RecycleBank was founded in 2005 to incentivize the economically and environmentally virtuous activity of recycling. To do this, waste trucks are retrofitted to measure and upload recycling data. Member households are then rewarded for each incremental pound of recycling via online reward points redeemable with more than 2,500 consumer goods and services partners (Whole Foods, Coca-Cola, etc.) The firm has achieved time-tested statistically significant increases in recycling, thus removing tonnage from the waste stream and saving cities millions of dollars in landfill fees and trucking to far-away disposal sites.

My job is to determine the best way of leveraging this online rewards platform to change consumer energy consumption in economically and environmentally virtuous ways. I will deliver go-to-market strategies complete with revenue projections for two spaces, demand response (DR), and renewable energy. (Demand response is a term describing the reduction of electricity usage from “peak hours” — e.g. weekdays 2–6 p.m. — when the marginal cost of bringing additional power plants online is the highest. Thus, utilities are willing to pay for a service that will reduce these costs as well as prevent additional capital expenditure for new generation.

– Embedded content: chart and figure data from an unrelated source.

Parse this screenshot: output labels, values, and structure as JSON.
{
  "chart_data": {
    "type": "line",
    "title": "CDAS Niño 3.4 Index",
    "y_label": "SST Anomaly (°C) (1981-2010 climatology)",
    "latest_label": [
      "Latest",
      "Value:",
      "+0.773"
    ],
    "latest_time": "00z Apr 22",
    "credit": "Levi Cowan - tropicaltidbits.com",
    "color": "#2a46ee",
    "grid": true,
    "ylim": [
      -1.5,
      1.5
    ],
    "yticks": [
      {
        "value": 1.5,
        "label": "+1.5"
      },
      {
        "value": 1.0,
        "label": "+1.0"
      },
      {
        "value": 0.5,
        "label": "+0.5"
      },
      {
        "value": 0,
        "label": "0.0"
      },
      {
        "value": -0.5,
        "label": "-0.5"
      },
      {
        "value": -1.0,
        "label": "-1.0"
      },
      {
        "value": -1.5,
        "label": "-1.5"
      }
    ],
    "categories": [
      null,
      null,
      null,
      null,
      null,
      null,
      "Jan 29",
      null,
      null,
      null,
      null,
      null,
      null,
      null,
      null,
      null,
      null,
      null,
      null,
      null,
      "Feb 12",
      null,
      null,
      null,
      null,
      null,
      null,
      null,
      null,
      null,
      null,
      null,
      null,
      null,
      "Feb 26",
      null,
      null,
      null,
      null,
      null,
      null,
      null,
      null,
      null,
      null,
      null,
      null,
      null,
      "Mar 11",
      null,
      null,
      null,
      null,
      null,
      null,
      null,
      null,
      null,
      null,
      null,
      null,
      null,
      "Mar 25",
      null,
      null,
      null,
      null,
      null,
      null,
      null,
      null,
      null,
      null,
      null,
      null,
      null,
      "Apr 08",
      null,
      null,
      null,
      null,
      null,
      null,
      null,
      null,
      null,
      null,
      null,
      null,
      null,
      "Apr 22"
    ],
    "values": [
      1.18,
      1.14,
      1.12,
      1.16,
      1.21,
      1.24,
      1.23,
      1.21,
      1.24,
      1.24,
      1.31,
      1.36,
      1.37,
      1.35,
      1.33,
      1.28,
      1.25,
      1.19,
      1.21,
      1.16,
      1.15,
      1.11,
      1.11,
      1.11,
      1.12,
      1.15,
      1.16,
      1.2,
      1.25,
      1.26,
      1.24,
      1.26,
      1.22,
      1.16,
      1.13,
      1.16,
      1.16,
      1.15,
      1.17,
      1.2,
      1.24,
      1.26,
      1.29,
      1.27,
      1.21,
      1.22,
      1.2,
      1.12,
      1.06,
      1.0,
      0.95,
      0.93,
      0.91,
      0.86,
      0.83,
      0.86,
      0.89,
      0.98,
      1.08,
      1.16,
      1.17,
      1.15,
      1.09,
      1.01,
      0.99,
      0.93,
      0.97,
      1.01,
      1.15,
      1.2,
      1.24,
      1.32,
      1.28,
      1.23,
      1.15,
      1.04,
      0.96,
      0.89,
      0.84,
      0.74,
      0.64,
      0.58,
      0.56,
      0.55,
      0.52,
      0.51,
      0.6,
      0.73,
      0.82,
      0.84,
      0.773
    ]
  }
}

Some states further encourage demand response by allowing utilities to capitalize “DR” investments into their “rate cases” — hearings where utilities ask regulators for rate increases to achieve market competitive returns.) So far I have completed diligence on DR technology providers as well as utilities, and the opportunities are encouraging.

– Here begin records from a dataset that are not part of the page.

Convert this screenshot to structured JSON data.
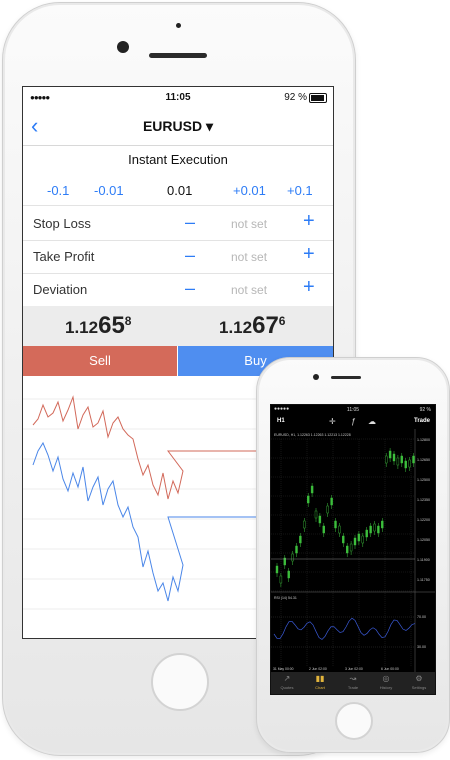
{
  "status": {
    "signal": "●●●●●",
    "time": "11:05",
    "battery": "92 %"
  },
  "nav": {
    "back": "‹",
    "title": "EURUSD ▾"
  },
  "order": {
    "execution": "Instant Execution",
    "volumes": [
      "-0.1",
      "-0.01",
      "0.01",
      "+0.01",
      "+0.1"
    ],
    "rows": [
      {
        "label": "Stop Loss",
        "minus": "–",
        "value": "not set",
        "plus": "+"
      },
      {
        "label": "Take Profit",
        "minus": "–",
        "value": "not set",
        "plus": "+"
      },
      {
        "label": "Deviation",
        "minus": "–",
        "value": "not set",
        "plus": "+"
      }
    ],
    "bid": {
      "big_a": "1.12",
      "big_b": "65",
      "small": "8"
    },
    "ask": {
      "big_a": "1.12",
      "big_b": "67",
      "small": "6"
    },
    "sell_label": "Sell",
    "buy_label": "Buy"
  },
  "tick_chart": {
    "red": [
      48,
      42,
      28,
      40,
      36,
      25,
      44,
      33,
      20,
      52,
      38,
      30,
      50,
      46,
      34,
      60,
      46,
      40,
      52,
      58,
      62,
      82,
      98,
      88,
      108,
      118,
      96,
      122,
      104,
      116,
      94,
      80,
      74,
      74,
      74,
      74,
      74,
      74,
      74,
      74,
      74,
      74,
      74,
      74,
      74,
      74,
      74,
      74,
      74,
      74
    ],
    "blue": [
      88,
      74,
      66,
      78,
      94,
      80,
      102,
      114,
      96,
      110,
      90,
      124,
      110,
      100,
      128,
      112,
      104,
      128,
      140,
      130,
      150,
      160,
      190,
      174,
      196,
      214,
      206,
      224,
      200,
      214,
      188,
      170,
      140,
      140,
      140,
      140,
      140,
      140,
      140,
      140,
      140,
      140,
      140,
      140,
      140,
      140,
      140,
      140,
      140,
      140
    ]
  },
  "phone2": {
    "status": {
      "signal": "●●●●●",
      "time": "11:05",
      "battery": "92 %"
    },
    "toolbar": {
      "timeframe": "H1",
      "trade": "Trade"
    },
    "chart_header": "EURUSD, H1, 1.12263 1.12263 1.12213 1.12228",
    "rsi_label": "RSI (14) 54.31",
    "price_labels": [
      "1.12800",
      "1.12650",
      "1.12500",
      "1.12350",
      "1.12200",
      "1.12050",
      "1.11900",
      "1.11750"
    ],
    "rsi_levels": [
      "70.00",
      "30.00"
    ],
    "date_labels": [
      "31 May 00:00",
      "2 Jun 02:00",
      "3 Jun 02:00",
      "6 Jun 00:00"
    ],
    "tabs": [
      {
        "label": "Quotes",
        "icon": "quotes-icon"
      },
      {
        "label": "Chart",
        "icon": "chart-icon"
      },
      {
        "label": "Trade",
        "icon": "trade-icon"
      },
      {
        "label": "History",
        "icon": "history-icon"
      },
      {
        "label": "Settings",
        "icon": "settings-icon"
      }
    ]
  },
  "colors": {
    "accent": "#2d7cf6",
    "sell": "#d46a5a",
    "buy": "#4f8ef0",
    "chart_red": "#d2695a",
    "chart_blue": "#4a86e8",
    "candle": "#3cbf3c",
    "active_tab": "#e3b53c"
  }
}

In the meantime, I am afforded valuable guidance from my boss, David Wigder ’99 (VP of strategy and former Digitas strategy EVP), who critiques and integrates my recommendations into his live partnership pitches and deal discussions. David has also been kind enough to let me attend negotiations, which have been a tremendous learning experience. This week I finalize my renewable energy findings and look forward to attending more partnership meetings as they pop up!

Journal #2

Since the beginning of my internship, I’ve been able to pierce more layers of Utility economics and better understand their cost structure and regulatory regime.

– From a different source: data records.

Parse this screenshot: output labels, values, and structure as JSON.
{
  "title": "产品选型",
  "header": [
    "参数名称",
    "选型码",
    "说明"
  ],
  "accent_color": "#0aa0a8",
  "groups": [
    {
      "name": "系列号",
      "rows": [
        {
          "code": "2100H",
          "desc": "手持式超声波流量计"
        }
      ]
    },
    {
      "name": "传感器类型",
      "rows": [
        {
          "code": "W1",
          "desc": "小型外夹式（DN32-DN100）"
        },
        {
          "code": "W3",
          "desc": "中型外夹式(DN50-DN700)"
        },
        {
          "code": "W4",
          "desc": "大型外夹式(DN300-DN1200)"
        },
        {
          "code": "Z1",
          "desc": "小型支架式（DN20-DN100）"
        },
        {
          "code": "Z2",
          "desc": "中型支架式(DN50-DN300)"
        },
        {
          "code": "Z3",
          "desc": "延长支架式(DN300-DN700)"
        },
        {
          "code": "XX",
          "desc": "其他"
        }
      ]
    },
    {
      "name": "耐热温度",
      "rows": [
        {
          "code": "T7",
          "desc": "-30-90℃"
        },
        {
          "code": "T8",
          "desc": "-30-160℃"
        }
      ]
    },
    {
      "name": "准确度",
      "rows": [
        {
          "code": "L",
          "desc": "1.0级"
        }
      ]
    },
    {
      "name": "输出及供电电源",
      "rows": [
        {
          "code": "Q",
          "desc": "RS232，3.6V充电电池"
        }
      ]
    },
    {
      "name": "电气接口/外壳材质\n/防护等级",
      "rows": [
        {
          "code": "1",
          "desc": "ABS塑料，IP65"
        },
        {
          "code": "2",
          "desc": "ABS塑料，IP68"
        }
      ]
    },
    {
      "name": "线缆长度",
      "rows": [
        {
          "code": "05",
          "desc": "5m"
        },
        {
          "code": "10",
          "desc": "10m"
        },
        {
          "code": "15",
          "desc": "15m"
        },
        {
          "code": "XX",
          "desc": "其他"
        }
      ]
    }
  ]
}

The goal of this analysis is to find partners most willing to pay for RecycleBank’s behavior-changing rewards platform. To do this, we need to know exactly how valuable motivating consumers to conserve power can be. The math goes like this:

  1. Utilities place reliability above all else and therefore must plan capacity at 115 percent of projected peak load (e.g. the amount of power needed in case everyone turns everything on at the same time — this “peak day” usually happens on hot weekdays between 2–6 p.m.)
  2. With transmission (getting electricity from plants to consumers) losses averaging around 8 percent, utilities must now maintain generation capacity at 123 percent of peak load to meet reliability standards.
  3. If one house with a 3 kW central air conditioner turned it off every peak day (10+ per year), the utility could subtract 3.69 kW (3 x 123 percent) from its capacity requirement.
  4. Valuing 3.69 kW: One California utility values the avoided cost of capacity at $52/kw per yr, and analysts estimate avoided feedstock and transmission and distribution infrastructure costs at roughly 10 percent of this number. Thus total avoided capacity costs come to approximately $63/kW a year.
  5. If we plug this number into our central air conditioning example from #3, we see the utility saves $276 per year for each resident who turns off the central air conditioner during peak load days.
  6. However, peak days happen during heat waves, when people need their air conditioning. No one will agree to turn the AC off from 2–7 p.m. in the scorching heat.
  7. To get around this problem, utilities use programs called “load control,” which cycle ACs on and off to keep residents comfortable. For example, the utility will enroll three houses with the same 3-kW central air conditioner and cycle their ACs off for only 20 minutes per hour. The utility still sees the same load reduction of 3.69 kW across three houses, and the residents stay cool (AC fan running throughout). The $276 value is now split three ways, but that still leaves $92 to be divided between residents, utilities, and third party providers who run such AC cycling programs. At scale, that’s a lot.